Normally when I buy chicken “stuff” to make compost, we get the stuff from meat chickens which are killed at maybe 7 weeks of age so the floor gets cleaned every 7 weeks. This mixture of poop and rice hulls is high in carbon and low in nitrogen. The compost that we made with that was always great.
This time we got poop from egg laying birds which poop on their rice hulls for more than a year. This mixture is really high in Nitrogen.
How does yours truely handle this? I already had a mixture high in nitrogen. In a flash of brilliance I decided to add a lot of green leaves to the mixture to raise the level of nitrogen even higher. I broke Rule No. 1.

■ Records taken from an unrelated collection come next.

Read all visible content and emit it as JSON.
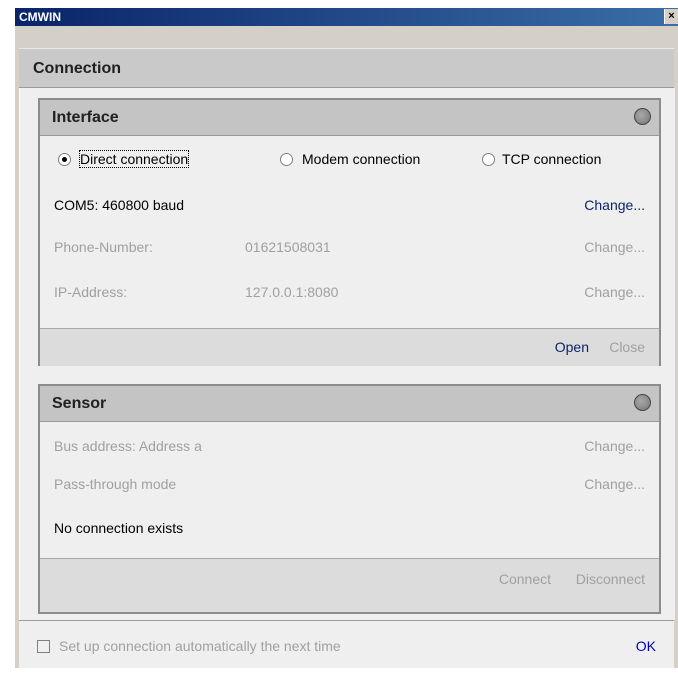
{
  "window": {
    "title": "CMWIN",
    "close_glyph": "×"
  },
  "header": {
    "title": "Connection"
  },
  "interface": {
    "title": "Interface",
    "status_icon": "status-led-icon",
    "radios": [
      {
        "label": "Direct connection",
        "checked": true
      },
      {
        "label": "Modem connection",
        "checked": false
      },
      {
        "label": "TCP connection",
        "checked": false
      }
    ],
    "com": {
      "label": "COM5: 460800 baud",
      "change": "Change..."
    },
    "phone": {
      "label": "Phone-Number:",
      "value": "01621508031",
      "change": "Change..."
    },
    "ip": {
      "label": "IP-Address:",
      "value": "127.0.0.1:8080",
      "change": "Change..."
    },
    "open": "Open",
    "close": "Close"
  },
  "sensor": {
    "title": "Sensor",
    "status_icon": "status-led-icon",
    "bus": {
      "label": "Bus address: Address a",
      "change": "Change..."
    },
    "pass": {
      "label": "Pass-through mode",
      "change": "Change..."
    },
    "status": "No connection exists",
    "connect": "Connect",
    "disconnect": "Disconnect"
  },
  "footer": {
    "auto_label": "Set up connection automatically the next time",
    "auto_checked": false,
    "ok": "OK"
  },
  "colors": {
    "title_bar": "#0a246a",
    "link": "#0a246a",
    "disabled_text": "#a0a0a0",
    "panel_head": "#c4c4c4"
  }
}
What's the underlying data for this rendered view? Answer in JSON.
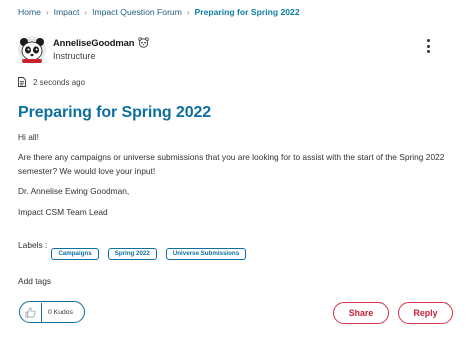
{
  "breadcrumb": {
    "items": [
      "Home",
      "Impact",
      "Impact Question Forum"
    ],
    "separator": "›",
    "current": "Preparing for Spring 2022"
  },
  "author": {
    "name": "AnneliseGoodman",
    "role": "Instructure",
    "avatar_icon": "panda-avatar-icon",
    "rank_icon": "panda-badge-icon"
  },
  "menu": {
    "icon": "kebab-menu-icon"
  },
  "post": {
    "timestamp": "2 seconds ago",
    "title": "Preparing for Spring 2022",
    "paragraphs": [
      "Hi all!",
      "Are there any campaigns or universe submissions that you are looking for to assist with the start of the Spring 2022 semester? We would love your input!",
      "Dr. Annelise Ewing Goodman,",
      "Impact CSM Team Lead"
    ]
  },
  "labels": {
    "caption": "Labels :",
    "items": [
      "Campaigns",
      "Spring 2022",
      "Universe Submissions"
    ]
  },
  "tags": {
    "add_label": "Add tags"
  },
  "kudos": {
    "count_label": "0 Kudos"
  },
  "actions": {
    "share_label": "Share",
    "reply_label": "Reply"
  },
  "colors": {
    "title": "#0d6fa0",
    "link": "#1f5f86",
    "accent_red": "#c61f3a",
    "pill_border": "#0d6fa0"
  }
}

Then Sir Smart Guy does not tell the folks making the compost to cover it with a tarp or such.
I broke another rule No. 1. Always cover your compost or it will rain.
This time it didn´t rain. A BLEEPING MONSOON HIT AND THE COMPOST WAS AN UPSIDE DOWN LAKE GROWING OUT OF A SWAMP. This compost was a festering inspiration to go far away.
I previously tried to describe what anaerobic smells like. Normally the revulsion you enjoy when you step in really fresh doggy doo is accurate enough. This compost though was special.
It is a heavy favorite for gold in the Vomiting Olympics in the categories of both Volume and Distance Hurled.
Regards Quality, all other contestants have already withdrawn.
See our lovely Lynea, the masked compost turner, shoveling while holding her breath. Run to pile. Throw a shovel full at the mixture. Run retching violently away. “It enters through my pores.” She weeps.
May I gently suggest dear reader, when you make compost, do as I say, not as I do.